The NRL’s now aborted crackdown on off-sides has exacerbated an already grim situation. At the beginning of the season, referees were instructed to actively look for and blow up off-side infringements. Australian officials who were already highly attuned to picking up Warriors infringements have had little trouble finding more indiscretions.

The Warriors have been frequently blown off the park – and not just by the opposition.

“What I don’t understand is how we get dud calls at home?” the club insider pondered ruefully.

The answer to that is simple. The Warriors don’t play any real home games – matches where the officials can be influenced by the crowd to see things a certain way. The Warriors play in an Australian competition officiated almost exclusively by Australians (the exception is Henry Perenara, a former Warriors player who, for obvious reasons, is under extreme pressure not to display any bias whenever he officiates in a Warriors match).

When Australians referee the Warriors, they see the match through Australian eyes - a view that very often appears to favour the Australian opposition. There is a reason most international sports prefer neutral officials.

Australians, of course, very rarely see it this way.

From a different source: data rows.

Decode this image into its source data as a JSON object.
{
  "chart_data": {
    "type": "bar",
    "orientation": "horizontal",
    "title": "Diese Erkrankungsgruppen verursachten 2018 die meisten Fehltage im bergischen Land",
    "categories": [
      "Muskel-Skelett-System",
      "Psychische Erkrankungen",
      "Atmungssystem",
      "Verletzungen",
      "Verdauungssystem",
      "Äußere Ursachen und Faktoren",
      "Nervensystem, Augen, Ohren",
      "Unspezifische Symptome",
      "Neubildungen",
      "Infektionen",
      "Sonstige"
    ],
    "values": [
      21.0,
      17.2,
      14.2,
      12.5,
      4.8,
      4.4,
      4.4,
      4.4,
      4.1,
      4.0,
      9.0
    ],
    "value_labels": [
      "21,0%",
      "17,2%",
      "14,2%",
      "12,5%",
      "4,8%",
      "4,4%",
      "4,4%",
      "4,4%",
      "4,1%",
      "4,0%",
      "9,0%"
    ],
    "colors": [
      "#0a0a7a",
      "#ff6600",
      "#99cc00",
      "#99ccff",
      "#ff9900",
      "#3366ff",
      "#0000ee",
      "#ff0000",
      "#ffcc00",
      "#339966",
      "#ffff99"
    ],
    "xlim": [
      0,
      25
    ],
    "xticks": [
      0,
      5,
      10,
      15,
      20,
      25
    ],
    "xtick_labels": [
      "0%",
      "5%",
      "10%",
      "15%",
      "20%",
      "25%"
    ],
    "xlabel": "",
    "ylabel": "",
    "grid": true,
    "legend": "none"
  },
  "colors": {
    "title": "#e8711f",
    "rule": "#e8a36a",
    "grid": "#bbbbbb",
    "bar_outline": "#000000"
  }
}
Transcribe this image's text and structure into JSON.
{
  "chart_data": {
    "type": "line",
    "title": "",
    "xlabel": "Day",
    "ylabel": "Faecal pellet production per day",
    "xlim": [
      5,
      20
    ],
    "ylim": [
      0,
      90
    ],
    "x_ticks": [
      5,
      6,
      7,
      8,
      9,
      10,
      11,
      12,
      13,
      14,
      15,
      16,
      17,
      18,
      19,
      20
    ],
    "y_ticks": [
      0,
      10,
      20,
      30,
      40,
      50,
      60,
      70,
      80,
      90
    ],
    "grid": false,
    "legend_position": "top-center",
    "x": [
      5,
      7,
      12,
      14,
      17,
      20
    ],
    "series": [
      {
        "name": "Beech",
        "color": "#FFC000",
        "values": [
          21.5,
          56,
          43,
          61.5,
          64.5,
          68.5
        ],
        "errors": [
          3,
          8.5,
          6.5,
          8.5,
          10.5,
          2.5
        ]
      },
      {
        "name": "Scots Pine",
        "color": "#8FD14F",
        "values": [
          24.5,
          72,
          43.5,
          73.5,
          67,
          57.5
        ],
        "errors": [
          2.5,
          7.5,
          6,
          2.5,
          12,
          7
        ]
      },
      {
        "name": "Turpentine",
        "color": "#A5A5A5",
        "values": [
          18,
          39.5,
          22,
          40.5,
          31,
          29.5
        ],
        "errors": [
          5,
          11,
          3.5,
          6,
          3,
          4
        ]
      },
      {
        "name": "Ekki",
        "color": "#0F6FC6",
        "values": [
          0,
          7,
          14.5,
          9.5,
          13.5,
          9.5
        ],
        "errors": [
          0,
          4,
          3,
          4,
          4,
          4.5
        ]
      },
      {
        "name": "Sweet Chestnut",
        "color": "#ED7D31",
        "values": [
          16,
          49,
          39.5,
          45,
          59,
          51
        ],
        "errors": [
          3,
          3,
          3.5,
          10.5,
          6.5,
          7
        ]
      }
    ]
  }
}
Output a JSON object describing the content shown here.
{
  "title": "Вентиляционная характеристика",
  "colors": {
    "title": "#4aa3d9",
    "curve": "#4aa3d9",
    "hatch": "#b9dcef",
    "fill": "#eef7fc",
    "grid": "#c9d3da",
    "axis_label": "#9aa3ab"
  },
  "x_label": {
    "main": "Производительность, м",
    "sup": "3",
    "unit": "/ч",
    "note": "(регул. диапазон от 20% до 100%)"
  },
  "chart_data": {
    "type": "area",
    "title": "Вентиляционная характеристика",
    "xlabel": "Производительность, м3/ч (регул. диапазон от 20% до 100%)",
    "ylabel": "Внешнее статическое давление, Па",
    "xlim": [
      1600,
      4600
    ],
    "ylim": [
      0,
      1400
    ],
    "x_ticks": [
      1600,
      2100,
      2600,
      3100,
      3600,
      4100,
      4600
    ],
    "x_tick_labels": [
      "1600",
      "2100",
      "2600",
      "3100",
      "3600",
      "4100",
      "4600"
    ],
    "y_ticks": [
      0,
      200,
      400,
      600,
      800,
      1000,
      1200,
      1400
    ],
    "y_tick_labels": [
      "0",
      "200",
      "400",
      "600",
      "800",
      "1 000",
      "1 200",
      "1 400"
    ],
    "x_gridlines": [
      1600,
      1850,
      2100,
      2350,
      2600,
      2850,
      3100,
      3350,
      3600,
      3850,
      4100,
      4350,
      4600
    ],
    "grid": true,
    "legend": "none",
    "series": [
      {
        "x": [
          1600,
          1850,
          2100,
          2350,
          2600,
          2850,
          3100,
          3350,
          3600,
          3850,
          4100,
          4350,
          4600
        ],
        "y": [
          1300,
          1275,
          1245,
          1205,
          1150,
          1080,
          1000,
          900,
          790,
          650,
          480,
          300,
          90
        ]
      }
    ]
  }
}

Gallen’s unsympathetic response to Friday night’s proceedings was typical. Having received his own share of rough calls in his career, Gallen no doubt felt having a few ‘50-50s’ go his team’s way was simply justice. And that the Warriors were just whingers.

Former Warriors prop Jacob Lillyman felt exactly that way when he played for the Cowboys. A couple of seasons after switching to the Warriors career he had joined the ranks of those who believed the Kiwi club was routinely persecuted by Australian officials. Being on the wrong side of a penalty count every week and being pinged for imaginary infringements will do that to you.

Uneven officiating is one of the major reason the Warriors struggle to contend in the NRL. In a competition that is incredibly even, it doesn’t take much to tilt the balance one way or the other – just like it did on Friday night.

Had the Warriors won – as they should have – they would now sit second equal on the ladder. Instead they are fifth.

More importantly, things appear to be reaching a tipping point. The level of disaffection among fans has grown to the point where many fans will start tuning out rather than subject themselves to more torture, while those that remain have no trouble finding fertile ground for their conspiracy theories.

The sad fact is that watching Warriors games has become hard work. Ref rage is only ever a whistle blow away. Even victories are joyless affairs, with the sensation at the final whistle akin to being acquitted after spending years in prison for a crime you didn't commit. Justice delayed is still justice denied, and all that.

 A friend who took his kids to Friday night’s game described having a great time for 60 minutes but then spending 20 minutes working himself into a rage while losing his voice from screaming at the officials. At the end of it, he seriously wondered why he had bothered, and wasn’t planning on attending another match any time soon.

The reality is there is no conspiracy against the Warriors in the NRL. They’re an important part of the competition’s economic footprint, and there is plenty of support and admiration for them among the sport’s key influencers across the Tasman.

The NRL, though, has a major blind spot when it comes to the bias that occurs during the officiating of the club’s matches. They view it as a figment of the imagination which, given proceedings on Friday night, is more than a little fitting. They won't try to fix it, won't even acknowledge it exists. Warriors fans are already voting with their feet. And their eyeballs.